The acquisition was a landmark announcement, as Charter Communications cemented its position as the third largest multichannel video-programming distributor (MVPD) in the U.S., trailing only AT&T and Comcast, respectively, in terms of subscribers. Charter will also become the second-largest broadband provider in the U.S.

As is to be expected, a merger of this size is causing quite a stir in the cable industry. The acquisition was initially objected to by the American Cable Association (ACA), which represents small cable operators, but ultimately it was allowed following recent approvals by the Federal Communications Commission and the U.S. Department of Justice; the latter declared that the acquisition did not violate any antitrust laws.

Now, everyone wants to know how the mega-deal will impact the cable industry as a whole.

Here’s some good news: Charter CEO Tom Rutledge recently sent a reassuring message for smaller competitors, when he announced that Charter has no plans to overbuild cable operators. Instead, Charter will focus its overbuild efforts on telecommunications providers.

“When I talked to the FCC, I said I can’t overbuild another cable company, because then I could never buy it, because you always block those,” Rutledge stated at a recent event. “It’s really about overbuilding telephone companies.”
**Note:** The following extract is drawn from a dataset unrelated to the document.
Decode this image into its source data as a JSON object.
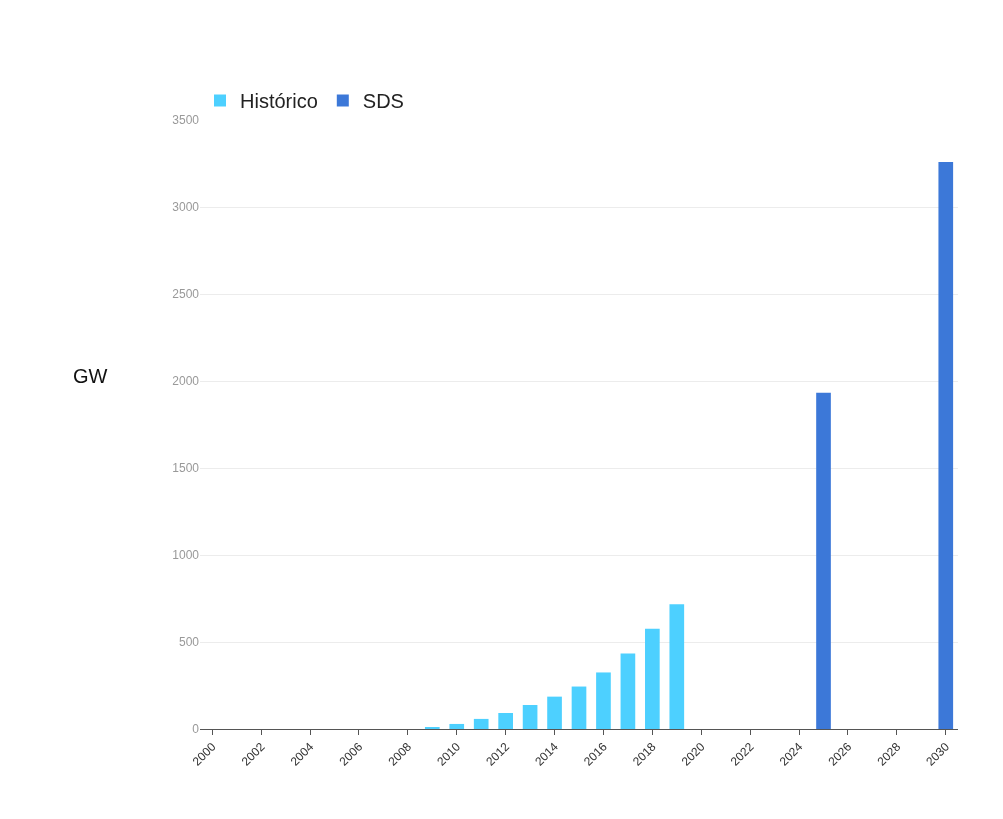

One of the conditions imposed by the FCC calls for Charter to overbuild 2 million homes located outside its footprint, over a five-year period. At least 1 million passings will be against competing Internet service providers. What’s more, Charter can legally obtain up to a quarter of a million cable customers in areas that are not interconnected.
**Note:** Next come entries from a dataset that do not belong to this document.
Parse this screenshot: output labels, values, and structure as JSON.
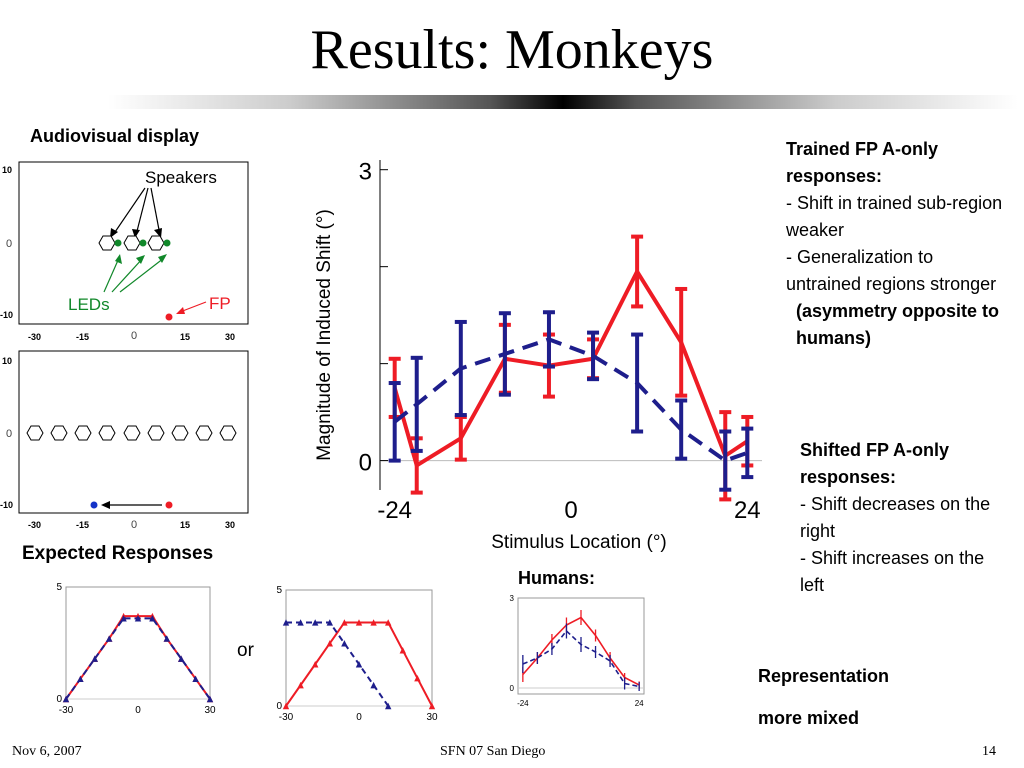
{
  "title": "Results: Monkeys",
  "audiovisual": {
    "heading": "Audiovisual display",
    "panel1": {
      "y_ticks": [
        "10",
        "0",
        "-10"
      ],
      "x_ticks": [
        "-30",
        "-15",
        "0",
        "15",
        "30"
      ],
      "speakers_label": "Speakers",
      "leds_label": "LEDs",
      "fp_label": "FP"
    },
    "panel2": {
      "y_ticks": [
        "10",
        "0",
        "-10"
      ],
      "x_ticks": [
        "-30",
        "-15",
        "0",
        "15",
        "30"
      ]
    }
  },
  "expected": {
    "heading": "Expected Responses",
    "or_label": "or"
  },
  "humans_label": "Humans:",
  "notes": {
    "trained_heading": "Trained FP A-only responses:",
    "trained_items": [
      "- Shift in trained sub-region weaker",
      "- Generalization to untrained regions stronger"
    ],
    "trained_emphasis": "(asymmetry opposite to humans)",
    "shifted_heading": "Shifted FP A-only responses:",
    "shifted_items": [
      "- Shift decreases on the right",
      "- Shift increases on the left"
    ],
    "representation": "Representation more mixed"
  },
  "footer": {
    "left": "Nov  6, 2007",
    "center": "SFN 07 San Diego",
    "right": "14"
  },
  "colors": {
    "red": "#ee1c25",
    "blue": "#1e1e8c",
    "green": "#11882a"
  },
  "chart_data": [
    {
      "type": "line",
      "xlabel": "Stimulus Location (°)",
      "ylabel": "Magnitude of Induced Shift (°)",
      "xlim": [
        -26,
        26
      ],
      "ylim": [
        -0.2,
        3.1
      ],
      "x_ticks": [
        -24,
        0,
        24
      ],
      "x_tick_labels": [
        "-24",
        "0",
        "24"
      ],
      "y_ticks": [
        0,
        3
      ],
      "y_tick_labels": [
        "0",
        "3"
      ],
      "y_minor_ticks": [
        1,
        2
      ],
      "grid": false,
      "series": [
        {
          "color": "#ee1c25",
          "style": "solid",
          "x": [
            -24,
            -21,
            -15,
            -9,
            -3,
            3,
            9,
            15,
            21,
            24
          ],
          "y": [
            0.75,
            -0.05,
            0.23,
            1.05,
            0.98,
            1.05,
            1.95,
            1.22,
            0.05,
            0.2
          ],
          "err": [
            0.3,
            0.28,
            0.22,
            0.35,
            0.32,
            0.2,
            0.36,
            0.55,
            0.45,
            0.25
          ]
        },
        {
          "color": "#1e1e8c",
          "style": "dashed",
          "x": [
            -24,
            -21,
            -15,
            -9,
            -3,
            3,
            9,
            15,
            21,
            24
          ],
          "y": [
            0.4,
            0.58,
            0.95,
            1.1,
            1.25,
            1.08,
            0.8,
            0.32,
            0.0,
            0.08
          ],
          "err": [
            0.4,
            0.48,
            0.48,
            0.42,
            0.28,
            0.24,
            0.5,
            0.3,
            0.3,
            0.25
          ]
        }
      ]
    },
    {
      "type": "line",
      "y_ticks": [
        0,
        5
      ],
      "y_tick_labels": [
        "0",
        "5"
      ],
      "x_ticks": [
        -30,
        0,
        30
      ],
      "x_tick_labels": [
        "-30",
        "0",
        "30"
      ],
      "xlim": [
        -30,
        30
      ],
      "ylim": [
        0,
        5
      ],
      "series": [
        {
          "color": "#ee1c25",
          "style": "solid",
          "x": [
            -30,
            -24,
            -18,
            -12,
            -6,
            0,
            6,
            12,
            18,
            24,
            30
          ],
          "y": [
            0,
            0.9,
            1.8,
            2.7,
            3.7,
            3.7,
            3.7,
            2.7,
            1.8,
            0.9,
            0
          ]
        },
        {
          "color": "#1e1e8c",
          "style": "dashed",
          "x": [
            -30,
            -24,
            -18,
            -12,
            -6,
            0,
            6,
            12,
            18,
            24,
            30
          ],
          "y": [
            0,
            0.9,
            1.8,
            2.7,
            3.6,
            3.6,
            3.6,
            2.7,
            1.8,
            0.9,
            0
          ]
        }
      ]
    },
    {
      "type": "line",
      "y_ticks": [
        0,
        5
      ],
      "y_tick_labels": [
        "0",
        "5"
      ],
      "x_ticks": [
        -30,
        0,
        30
      ],
      "x_tick_labels": [
        "-30",
        "0",
        "30"
      ],
      "xlim": [
        -30,
        30
      ],
      "ylim": [
        0,
        5
      ],
      "series": [
        {
          "color": "#ee1c25",
          "style": "solid",
          "x": [
            -30,
            -24,
            -18,
            -12,
            -6,
            0,
            6,
            12,
            18,
            24,
            30
          ],
          "y": [
            0,
            0.9,
            1.8,
            2.7,
            3.6,
            3.6,
            3.6,
            3.6,
            2.4,
            1.2,
            0
          ]
        },
        {
          "color": "#1e1e8c",
          "style": "dashed",
          "x": [
            -30,
            -24,
            -18,
            -12,
            -6,
            0,
            6,
            12
          ],
          "y": [
            3.6,
            3.6,
            3.6,
            3.6,
            2.7,
            1.8,
            0.9,
            0
          ]
        }
      ]
    },
    {
      "type": "line",
      "y_ticks": [
        0,
        3
      ],
      "y_tick_labels": [
        "0",
        "3"
      ],
      "x_ticks": [
        -24,
        24
      ],
      "x_tick_labels": [
        "-24",
        "24"
      ],
      "xlim": [
        -26,
        26
      ],
      "ylim": [
        -0.2,
        3
      ],
      "series": [
        {
          "color": "#ee1c25",
          "style": "solid",
          "x": [
            -24,
            -18,
            -12,
            -6,
            0,
            6,
            12,
            18,
            24
          ],
          "y": [
            0.45,
            1.0,
            1.6,
            2.1,
            2.35,
            1.75,
            1.0,
            0.35,
            0.1
          ],
          "err": [
            0.25,
            0.2,
            0.2,
            0.25,
            0.25,
            0.2,
            0.2,
            0.15,
            0.12
          ]
        },
        {
          "color": "#1e1e8c",
          "style": "dashed",
          "x": [
            -24,
            -18,
            -12,
            -6,
            0,
            6,
            12,
            18,
            24
          ],
          "y": [
            0.8,
            1.0,
            1.3,
            1.9,
            1.45,
            1.2,
            0.9,
            0.15,
            0.05
          ],
          "err": [
            0.3,
            0.2,
            0.2,
            0.25,
            0.25,
            0.2,
            0.2,
            0.2,
            0.15
          ]
        }
      ]
    }
  ]
}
Also, of note is the fact that Charter will be barred from implementing data caps on Internet customers for at least seven years. Charter customers can therefore continue streaming large amounts of video without having to worry about paying additional monthly fees. This could prove to be significant, as many other providers will be moving towards residential data caps over the next few years. This could prove to be a tremendous boost to Charter, if data caps continue to be rolled out.

In light of these conditions, you as a small operator can rest assured that Charter’s announcement shouldn’t have much of an impact on your bottom line, at least in the short term.

Moving forward, though, it will be important to note how Charter’s newly acquired customers will respond to the acquisition, which will ultimately impact 25 million customers across 41 different states. Will they stay on board with Charter, or will the acquisition edge them closer to cutting their cords? Only time will tell, as it’s too early in the process to gauge consumer feedback.